The application certainly looks extremely convenient: purchase the commercially-available urinalysis strips and the uChek kit, dip the strip in a cup of your urine, insert the strip into a slot in the kit's reference card, place it in the "Cuboid" box, and photograph it with your iPhone. The app takes the analysis from there. An obvious innovation in this era of more and more personalized medicine!
There's an issue, however. In March, regulatory legal expert Brad Thompson wrote a piece for MD&DI Online (Wanted: FDA App Enforcement) asking whether this system is in fact a medical device and subject to FDA clearance. In a separate piece, Thompson went on to make the case (Brad Thompson: Three reasons FDA’s enforcement helps mobile health) that clearer, more consistent FDA action on mobile applications which clearly class as medical devices will actually help spur growth in this area.
Since those pieces were published, the FDA has indeed contacted Biosense Technologies with an "It has come to our attention" letter (FDA Letter to Biosense Technologies), noting that the application qualifies as a medical device, that clearance to market in the U.S. is therefore required, and that the FDA cannot find any clearance number for this application on file. The agency letter also notes that:
though the ... urinalysis dipsticks ... are cleared, they are only cleared when interpreted by direct visual reading ... any company intending to promote their device for use in analyzing, reading, and/or interpreting these dipsticks need to obtain clearance for the entire urinalysis test system (i.e., the strip reader and the test strips, as used together).
In another setting, I've been involved in an exchange of comments over whether the FDA can, in fact, do anything about the uChek app. Biosense Technologies has merely posted the app on Apple's App store, and the urine strips come from another company - the only element they would need to ship to U.S. customers is the kit with the cuboid and the reference card. That, indeed, may be the only leverage the agency has in this situation.
The bigger issue, in my mind, is whether mobile app developers with a cool idea need to follow the same rules as everyone else. What sort of software validation has Biosense Technologies carried out on the application? Have they conducted any kind of usability testing to determine how average individuals might be able to misuse the system and obtain incorrect results? Do they even have any kind of quality system?
Certainly, Biosense has published performance data for their system - but their entire study consisted of (a) reading a series of positive and negative controls, and (b) comparing their system against a commercial urine-dipstick reading system on serial dilutions of a control urine. This is certainly a good start - but when I worked in clinical diagnostics, those studies were only the opening rounds of much more extensive analytical evaluations. Where, for example, is their multi-patient correlation data?
Mind you, the FDA itself is still working through the kinks in this topic.
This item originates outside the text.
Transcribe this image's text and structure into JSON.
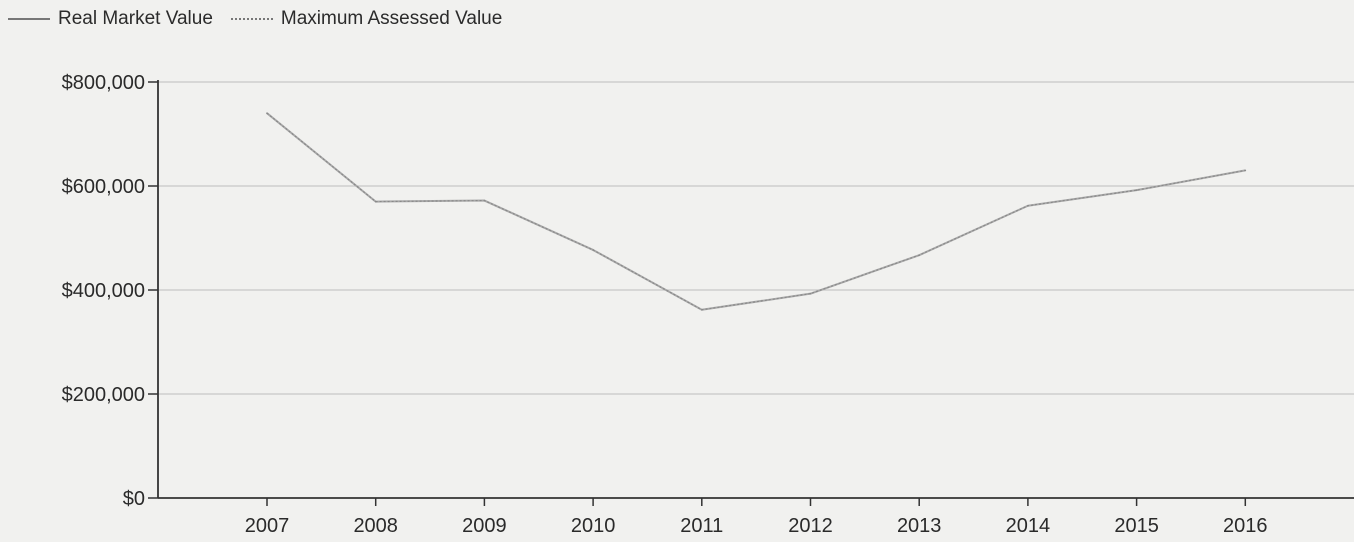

In a remotely-delivered talk at the Wireless Convergence Summit 2013, as reported by MD&DI (FDA's Regulation of Mobile Medical Apps Will Probably Confuse You) FDA's Bakul Patel noted that the agency will "regulate smartly" in the mobile app field. General-purpose apps such as electronic textbooks will not be of interest, while "... apps that are used as an accessory to an already regulated medical device, [or] apps that transform a mobile device into a regulated medical device" will be subject to scrutiny. He also noted that app distributors - the Apple app store or the Google Play Store - will not be subject to FDA regulation, even though they are clearly serving as distributors for a medical device.
Lots of questions remain, as the MD&DI article points out. "How will FDA regulate mobile apps sold overseas? What if an app doesn't meet approvals, but is distributed anyway? Will Class I, II, III be applied to apps?" I'll add my own question here: what happens if a field action or recall of such an app is necessary? We'll have to wait until later this year for some word from the FDA, when their updated guidance on mobile apps is published.
What do you think? Can the FDA do anything about apps developed overseas and posted on one or both of the app stores? Should it pursue the companies that develop these apps if they walk, talk, and quack like medical devices? In a clearly global economy were bitstreams flow rapidly across borders, is there some more rational way to assure reliability and safety of these apps?